In Frontier Gateway, every API key belongs to a group: the resource that owns one billable entity’s external identifier, model set, rate and usage limits, and place in your organizational hierarchy. You manage groups and their keys yourself through the REST API. This page walks the full lifecycle: creating a group, building a hierarchy, minting a key, listing and revoking keys, and deleting a group.
Concepts
A group is one node in your hierarchy. The group owns:
- A
metadata.external_entity_id: a stable identifier you choose, unique within your workspace. Use it to map the group back to your own system. The same value is included as externalEntityId on every billing webhook event for the group’s keys.
- A
metadata.name: an optional human-readable display name.
- A model set (
models[]): the endpoint slugs the group is allowed to call, each with optional rate and usage limits.
- A
hierarchy block: a limit_enforcement mode (one of INDEPENDENT or CASCADING) and an optional parent_group_id. Both fields are immutable after creation.
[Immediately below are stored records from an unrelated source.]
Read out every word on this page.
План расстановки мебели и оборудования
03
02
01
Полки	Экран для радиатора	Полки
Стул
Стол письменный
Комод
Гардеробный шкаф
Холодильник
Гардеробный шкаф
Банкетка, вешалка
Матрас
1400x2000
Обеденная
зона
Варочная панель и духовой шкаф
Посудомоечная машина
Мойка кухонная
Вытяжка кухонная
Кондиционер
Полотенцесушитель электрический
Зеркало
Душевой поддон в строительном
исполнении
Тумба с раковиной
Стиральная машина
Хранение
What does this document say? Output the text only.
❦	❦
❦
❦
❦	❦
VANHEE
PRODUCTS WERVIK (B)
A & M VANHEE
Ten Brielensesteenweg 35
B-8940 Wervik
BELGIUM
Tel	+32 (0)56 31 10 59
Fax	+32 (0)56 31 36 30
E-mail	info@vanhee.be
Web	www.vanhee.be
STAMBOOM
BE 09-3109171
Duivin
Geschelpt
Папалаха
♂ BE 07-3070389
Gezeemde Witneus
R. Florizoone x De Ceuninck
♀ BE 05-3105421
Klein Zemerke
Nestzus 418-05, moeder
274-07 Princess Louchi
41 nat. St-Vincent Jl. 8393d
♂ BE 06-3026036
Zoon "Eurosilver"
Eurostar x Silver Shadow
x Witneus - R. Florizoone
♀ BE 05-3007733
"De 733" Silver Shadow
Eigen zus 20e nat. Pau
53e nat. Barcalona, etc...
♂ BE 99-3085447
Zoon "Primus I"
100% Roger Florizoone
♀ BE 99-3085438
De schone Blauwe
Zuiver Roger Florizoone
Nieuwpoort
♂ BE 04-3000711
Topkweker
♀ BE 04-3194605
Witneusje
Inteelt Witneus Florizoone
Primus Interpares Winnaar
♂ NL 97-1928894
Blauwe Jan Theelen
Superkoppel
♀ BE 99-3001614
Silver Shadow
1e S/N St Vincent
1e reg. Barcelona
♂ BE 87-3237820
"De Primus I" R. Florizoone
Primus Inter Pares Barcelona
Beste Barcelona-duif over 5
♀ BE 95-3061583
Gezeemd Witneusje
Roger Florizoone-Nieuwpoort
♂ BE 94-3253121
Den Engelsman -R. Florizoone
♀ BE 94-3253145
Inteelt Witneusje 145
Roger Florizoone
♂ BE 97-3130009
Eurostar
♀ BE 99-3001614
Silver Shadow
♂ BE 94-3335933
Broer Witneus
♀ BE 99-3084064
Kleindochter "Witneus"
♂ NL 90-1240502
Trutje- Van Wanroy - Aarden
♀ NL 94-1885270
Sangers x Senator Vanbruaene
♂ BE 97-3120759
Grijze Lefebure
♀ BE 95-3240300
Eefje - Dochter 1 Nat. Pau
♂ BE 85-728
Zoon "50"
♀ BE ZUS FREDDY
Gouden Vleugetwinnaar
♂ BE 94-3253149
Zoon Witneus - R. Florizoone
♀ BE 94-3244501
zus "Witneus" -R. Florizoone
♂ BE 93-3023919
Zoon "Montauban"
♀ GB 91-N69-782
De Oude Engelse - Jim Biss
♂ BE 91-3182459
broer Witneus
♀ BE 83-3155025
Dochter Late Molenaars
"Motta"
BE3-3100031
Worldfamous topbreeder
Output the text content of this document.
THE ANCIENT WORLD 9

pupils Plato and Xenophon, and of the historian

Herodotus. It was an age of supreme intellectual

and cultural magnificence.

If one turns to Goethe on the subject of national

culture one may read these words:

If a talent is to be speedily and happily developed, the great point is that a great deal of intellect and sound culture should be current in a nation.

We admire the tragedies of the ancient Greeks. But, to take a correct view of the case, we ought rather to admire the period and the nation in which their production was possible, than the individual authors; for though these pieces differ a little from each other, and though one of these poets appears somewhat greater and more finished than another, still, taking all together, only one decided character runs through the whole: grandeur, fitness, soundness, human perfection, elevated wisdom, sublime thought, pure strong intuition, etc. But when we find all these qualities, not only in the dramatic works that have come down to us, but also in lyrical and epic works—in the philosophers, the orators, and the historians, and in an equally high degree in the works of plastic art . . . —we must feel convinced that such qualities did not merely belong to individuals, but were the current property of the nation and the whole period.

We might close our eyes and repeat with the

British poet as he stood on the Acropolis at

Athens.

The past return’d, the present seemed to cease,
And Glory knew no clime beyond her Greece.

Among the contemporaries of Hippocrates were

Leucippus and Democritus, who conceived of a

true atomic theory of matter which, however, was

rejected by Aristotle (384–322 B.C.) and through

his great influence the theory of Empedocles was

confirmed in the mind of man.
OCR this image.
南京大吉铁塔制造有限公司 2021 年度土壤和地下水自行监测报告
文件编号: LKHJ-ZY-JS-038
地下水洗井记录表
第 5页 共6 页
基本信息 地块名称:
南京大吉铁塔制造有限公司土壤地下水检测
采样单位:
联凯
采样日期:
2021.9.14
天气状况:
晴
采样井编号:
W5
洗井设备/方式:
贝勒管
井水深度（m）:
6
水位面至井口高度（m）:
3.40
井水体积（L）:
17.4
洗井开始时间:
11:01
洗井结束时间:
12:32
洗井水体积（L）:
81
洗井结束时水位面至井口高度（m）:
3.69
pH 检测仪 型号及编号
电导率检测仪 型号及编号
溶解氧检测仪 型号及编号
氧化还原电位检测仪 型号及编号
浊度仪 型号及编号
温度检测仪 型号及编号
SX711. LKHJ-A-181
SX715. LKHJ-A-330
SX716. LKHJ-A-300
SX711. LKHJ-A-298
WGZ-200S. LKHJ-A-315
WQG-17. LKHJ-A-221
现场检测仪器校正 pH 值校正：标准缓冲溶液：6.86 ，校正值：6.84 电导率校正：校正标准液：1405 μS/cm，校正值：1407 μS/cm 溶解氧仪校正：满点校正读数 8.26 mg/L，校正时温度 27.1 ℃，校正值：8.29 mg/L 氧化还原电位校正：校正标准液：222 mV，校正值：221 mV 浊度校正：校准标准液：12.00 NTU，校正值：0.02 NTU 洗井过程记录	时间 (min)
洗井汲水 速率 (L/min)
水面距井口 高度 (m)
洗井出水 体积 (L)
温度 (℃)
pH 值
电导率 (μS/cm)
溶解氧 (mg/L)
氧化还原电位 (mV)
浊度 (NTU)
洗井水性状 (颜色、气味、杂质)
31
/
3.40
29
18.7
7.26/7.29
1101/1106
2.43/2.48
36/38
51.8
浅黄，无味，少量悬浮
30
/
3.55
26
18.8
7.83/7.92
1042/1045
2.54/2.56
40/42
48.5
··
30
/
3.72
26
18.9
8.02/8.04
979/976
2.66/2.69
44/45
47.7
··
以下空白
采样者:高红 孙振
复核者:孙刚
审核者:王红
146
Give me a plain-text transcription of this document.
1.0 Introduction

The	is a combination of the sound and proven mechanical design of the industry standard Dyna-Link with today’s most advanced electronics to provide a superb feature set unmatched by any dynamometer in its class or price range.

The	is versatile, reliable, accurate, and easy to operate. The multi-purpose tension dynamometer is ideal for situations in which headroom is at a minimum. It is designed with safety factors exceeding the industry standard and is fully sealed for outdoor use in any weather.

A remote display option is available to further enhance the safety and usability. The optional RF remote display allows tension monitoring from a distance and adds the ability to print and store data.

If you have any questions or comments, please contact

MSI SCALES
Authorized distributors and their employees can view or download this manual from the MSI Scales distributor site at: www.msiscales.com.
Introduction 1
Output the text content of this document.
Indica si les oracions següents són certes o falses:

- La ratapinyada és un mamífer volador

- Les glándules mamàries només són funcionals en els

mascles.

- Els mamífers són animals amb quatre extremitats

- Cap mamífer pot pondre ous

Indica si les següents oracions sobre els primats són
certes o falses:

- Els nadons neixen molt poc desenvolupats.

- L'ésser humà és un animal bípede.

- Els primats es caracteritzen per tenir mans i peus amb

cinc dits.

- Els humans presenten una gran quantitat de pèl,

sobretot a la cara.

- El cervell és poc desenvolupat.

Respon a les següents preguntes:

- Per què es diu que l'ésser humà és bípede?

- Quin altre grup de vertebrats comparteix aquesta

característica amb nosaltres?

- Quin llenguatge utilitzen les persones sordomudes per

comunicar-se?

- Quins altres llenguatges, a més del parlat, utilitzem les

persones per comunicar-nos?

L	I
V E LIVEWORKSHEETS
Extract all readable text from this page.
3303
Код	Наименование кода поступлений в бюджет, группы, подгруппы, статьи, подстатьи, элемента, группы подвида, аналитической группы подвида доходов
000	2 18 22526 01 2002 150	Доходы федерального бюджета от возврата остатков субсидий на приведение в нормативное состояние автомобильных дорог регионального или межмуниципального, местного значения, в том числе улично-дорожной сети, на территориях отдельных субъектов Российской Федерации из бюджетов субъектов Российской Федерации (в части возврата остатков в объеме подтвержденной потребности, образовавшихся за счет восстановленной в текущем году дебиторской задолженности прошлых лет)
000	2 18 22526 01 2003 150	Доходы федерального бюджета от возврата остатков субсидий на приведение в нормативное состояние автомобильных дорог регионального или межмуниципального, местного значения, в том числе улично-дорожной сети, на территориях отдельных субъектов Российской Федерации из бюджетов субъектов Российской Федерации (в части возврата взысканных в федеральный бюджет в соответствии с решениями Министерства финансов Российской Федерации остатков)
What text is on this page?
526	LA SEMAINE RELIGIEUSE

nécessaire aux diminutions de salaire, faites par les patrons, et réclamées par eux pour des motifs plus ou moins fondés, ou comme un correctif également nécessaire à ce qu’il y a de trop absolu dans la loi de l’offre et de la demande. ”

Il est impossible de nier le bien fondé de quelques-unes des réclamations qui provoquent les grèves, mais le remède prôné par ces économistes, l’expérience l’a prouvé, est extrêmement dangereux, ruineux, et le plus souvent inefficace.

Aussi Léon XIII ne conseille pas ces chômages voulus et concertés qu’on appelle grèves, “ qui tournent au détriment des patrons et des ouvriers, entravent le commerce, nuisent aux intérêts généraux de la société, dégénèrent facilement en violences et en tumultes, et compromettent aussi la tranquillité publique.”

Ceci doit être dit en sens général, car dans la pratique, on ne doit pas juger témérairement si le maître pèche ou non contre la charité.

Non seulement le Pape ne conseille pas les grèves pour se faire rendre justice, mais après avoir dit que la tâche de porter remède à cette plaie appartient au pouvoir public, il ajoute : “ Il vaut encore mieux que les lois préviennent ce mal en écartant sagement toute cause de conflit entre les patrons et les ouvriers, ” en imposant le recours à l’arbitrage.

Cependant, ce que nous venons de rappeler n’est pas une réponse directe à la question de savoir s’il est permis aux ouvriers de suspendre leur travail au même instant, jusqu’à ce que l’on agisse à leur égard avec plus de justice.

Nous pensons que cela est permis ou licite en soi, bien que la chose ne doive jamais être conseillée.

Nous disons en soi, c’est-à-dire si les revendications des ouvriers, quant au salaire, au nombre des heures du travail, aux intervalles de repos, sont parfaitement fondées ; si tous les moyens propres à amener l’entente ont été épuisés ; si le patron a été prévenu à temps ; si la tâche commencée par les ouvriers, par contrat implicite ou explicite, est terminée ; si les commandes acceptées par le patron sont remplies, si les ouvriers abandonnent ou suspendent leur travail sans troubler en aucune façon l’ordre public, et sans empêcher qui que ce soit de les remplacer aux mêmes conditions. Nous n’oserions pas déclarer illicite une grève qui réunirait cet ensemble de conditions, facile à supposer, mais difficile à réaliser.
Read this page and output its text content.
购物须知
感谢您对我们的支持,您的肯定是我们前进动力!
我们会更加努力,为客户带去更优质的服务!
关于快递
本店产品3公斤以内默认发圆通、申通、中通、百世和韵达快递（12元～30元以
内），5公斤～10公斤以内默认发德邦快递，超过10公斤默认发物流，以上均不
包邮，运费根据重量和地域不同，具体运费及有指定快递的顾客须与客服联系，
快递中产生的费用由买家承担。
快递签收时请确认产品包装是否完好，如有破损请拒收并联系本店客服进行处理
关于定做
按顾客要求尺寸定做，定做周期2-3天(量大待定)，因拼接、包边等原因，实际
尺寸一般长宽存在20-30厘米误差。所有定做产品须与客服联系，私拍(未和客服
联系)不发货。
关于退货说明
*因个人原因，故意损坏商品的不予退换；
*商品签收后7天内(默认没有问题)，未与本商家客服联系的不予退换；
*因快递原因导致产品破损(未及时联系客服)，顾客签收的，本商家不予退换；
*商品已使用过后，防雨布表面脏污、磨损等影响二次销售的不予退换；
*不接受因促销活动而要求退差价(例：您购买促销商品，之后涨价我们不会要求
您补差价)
A federated API key is a credential bound to one group. Keys are minted under the group; rotating credentials for a customer means revoking and reissuing the key without touching the group. Each key has a prefix (the substring before the . in the full key string) used as the path parameter in every per-key URL. The plaintext secret after the . is shown once at creation and is never retrievable; lose it and you must revoke and reissue. A key’s model access and limits are derived entirely from its group’s effective config; keys don’t carry per-key overrides.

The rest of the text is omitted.